The Green Road is a story about the Madigans which spans over thirty-five years. In part one of the novel; Leaving, we get a glimpse of the lives of Madigan children (Constance, Dan, Emmet, and Hanna – children of Pat and Rosaleen Madigan) and Rosaleen, in chapters that read like short stories. There is nothing extraordinary about the Madigans, they are a typical Irish family. The Madigans are not perfect and they do not always get along with each other, which make the story more real.
The first two chapters of the novel were rather slow-moving for me. The story begins in 1980, when Hanna becomes worried about their mother’s “horizontal solution” to Dan’s announcement of his desire to become a priest. The second chapter follows Dan in New York almost a decade later, where he is no longer a priest and struggling with acknowledging his own sexuality.

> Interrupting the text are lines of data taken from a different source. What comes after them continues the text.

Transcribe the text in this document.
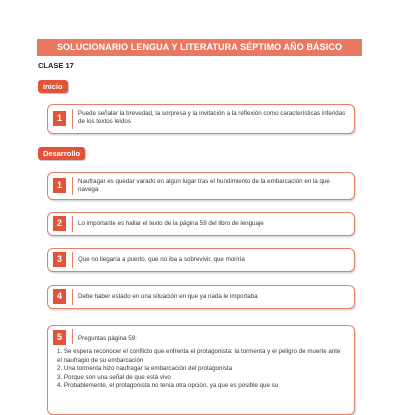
SOLUCIONARIO LENGUA Y LITERATURA SÉPTIMO AÑO BÁSICO
CLASE 17
Inicio
1	Puede señalar la brevedad, la sorpresa y la invitación a la reflexión como características inferidas de los textos leídos
Desarrollo
1	Naufragar es quedar varado en algún lugar tras el hundimiento de la embarcación en la que navega
2	Lo importante es hallar el texto de la página 59 del libro de lenguaje
3	Que no llegaría a puerto, que no iba a sobrevivir, que moriría
4	Debe haber estado en una situación en que ya nada le importaba
5	Preguntas página 59:
1. Se espera reconocer el conflicto que enfrenta el protagonista: la tormenta y el peligro de muerte ante el naufragio de su embarcación
2. Una tormenta hizo naufragar la embarcación del protagonista
3. Porque son una señal de que está vivo
4. Probablemente, el protagonista no tenía otra opción, ya que es posible que su
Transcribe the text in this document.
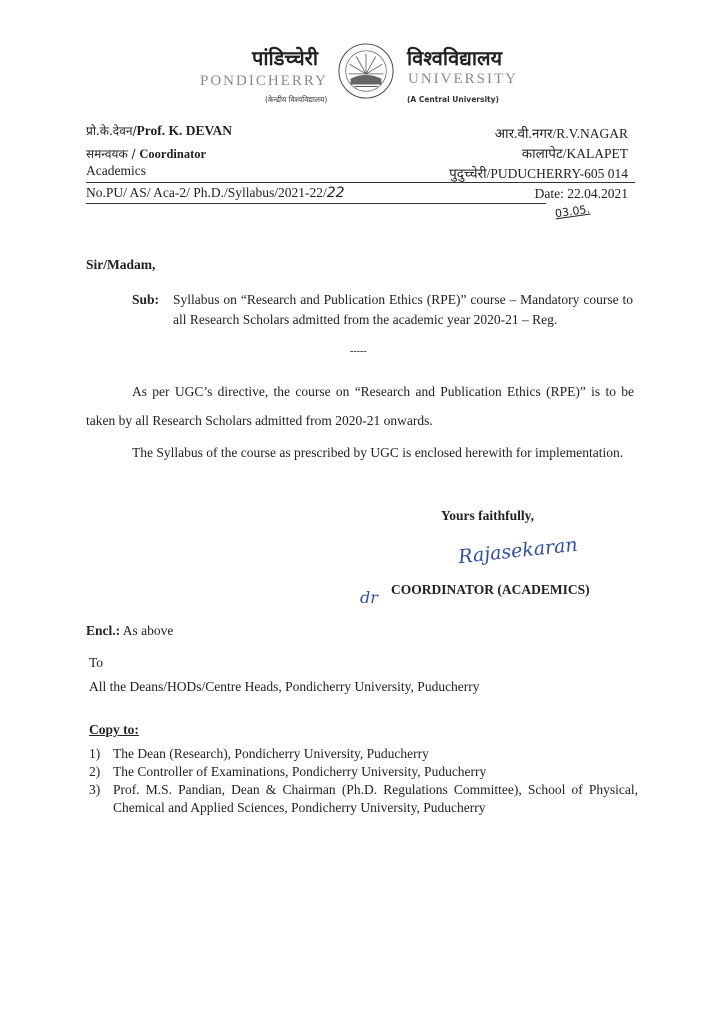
पांडिच्चेरी
PONDICHERRY
(केन्द्रीय विश्वविद्यालय)
विश्वविद्यालय
UNIVERSITY
(A Central University)
प्रो.के.देवन/Prof. K. DEVAN
समन्वयक / Coordinator
Academics
आर.वी.नगर/R.V.NAGAR
कालापेट/KALAPET
पुदुच्चेरी/PUDUCHERRY-605 014
No.PU/ AS/ Aca-2/ Ph.D./Syllabus/2021-22/22	Date: 22.04.2021
03.05.
Sir/Madam,
Sub: Syllabus on “Research and Publication Ethics (RPE)” course – Mandatory course to all Research Scholars admitted from the academic year 2020-21 – Reg.
-----
As per UGC’s directive, the course on “Research and Publication Ethics (RPE)” is to be taken by all Research Scholars admitted from 2020-21 onwards.
The Syllabus of the course as prescribed by UGC is enclosed herewith for implementation.
Yours faithfully,
Rajasekaran
dr COORDINATOR (ACADEMICS)
Encl.: As above
To
All the Deans/HODs/Centre Heads, Pondicherry University, Puducherry
Copy to:
1) The Dean (Research), Pondicherry University, Puducherry
2) The Controller of Examinations, Pondicherry University, Puducherry
3) Prof. M.S. Pandian, Dean & Chairman (Ph.D. Regulations Committee), School of Physical, Chemical and Applied Sciences, Pondicherry University, Puducherry
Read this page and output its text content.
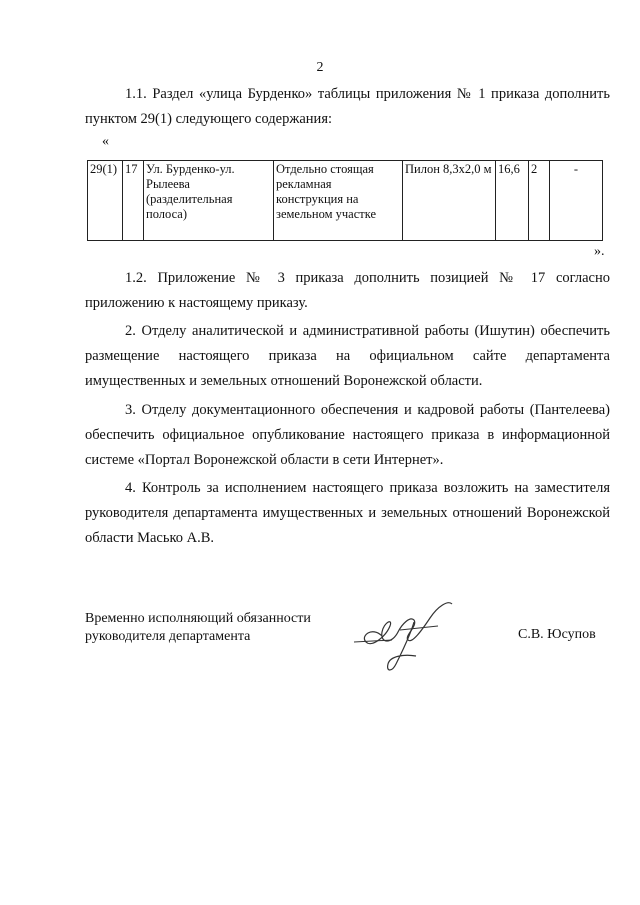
2

1.1. Раздел «улица Бурденко» таблицы приложения № 1 приказа дополнить пунктом 29(1) следующего содержания:

«
29(1)	17	Ул. Бурденко-ул. Рылеева (разделительная полоса)	Отдельно стоящая рекламная конструкция на земельном участке	Пилон 8,3х2,0 м	16,6	2	-
».

1.2. Приложение № 3 приказа дополнить позицией № 17 согласно приложению к настоящему приказу.

2. Отделу аналитической и административной работы (Ишутин) обеспечить размещение настоящего приказа на официальном сайте департамента имущественных и земельных отношений Воронежской области.

3. Отделу документационного обеспечения и кадровой работы (Пантелеева) обеспечить официальное опубликование настоящего приказа в информационной системе «Портал Воронежской области в сети Интернет».

4. Контроль за исполнением настоящего приказа возложить на заместителя руководителя департамента имущественных и земельных отношений Воронежской области Масько А.В.

Временно исполняющий обязанности
руководителя департамента	С.В. Юсупов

So it was the third chapter where Constance goes in alone for a mammogram after feeling a lump in her breast that hooked me with the novel. The sheer intensity of Constance’s feelings delivered through her powerful narration made it impossible for me to put down the book. The fourth and fifth chapters, equally good, were respectively on Emmet, a doctor working for international aid in Africa, and Rosaleen, a recent widow living in the Madigan house by herself.
By having separate chapters for the individual family members in the first part, Anne Enright shows us how family dynamics change over time, with each member having a life of their own, separated by others. The Madigans get together only in the second part of the novel; Coming Home, when they all gather in their ancestral house to celebrate Christmas after hearing Rosaleen’s decision to sell it.
The Green Road is a well written family saga. Although I prefer prose of the likes of Margaret Atwood over Anne Enright, Anne Enright’s novels have depth. In The Green Road, through the character of Dan, she explores how hard and confusing it must have been for gay people in early 90s New York, when a lot of young men lost their lives to AIDS. Anne Enright draws a compelling picture of the stigma attached to AIDS and discrimination by society that followed, which made me sad for gay people then and now – for their ongoing struggle in some parts of the world.
Of all the signs, the purple bruise of Kaposi’s was the one we hated most because there was no doubting it and, after the first mother snatches her child from the seat beside you on the subway, it gets hard to leave the house. Sex is also hard to find. Even a hug, when you are speckled by death, is a complicated thing. And the people who would sleep with you now – what kind of people are they?
We did not want to be loved when we got sick, because that would be unbearable, and love was all we looked for, in our last days.
Through Constance – my favorite character in the novel and the glue that binds the Madigans together – Anne Enright has accomplished in giving a voice to women who would otherwise go unnoticed. The wife of a wealthy developer and a mother of three, Constance is a strong and a caring woman, who lives to make other people happy. Her efforts go unappreciated by those who surround her most of the time and it is impossible to not notice how she is taken for granted, even when she is lying sick in bed.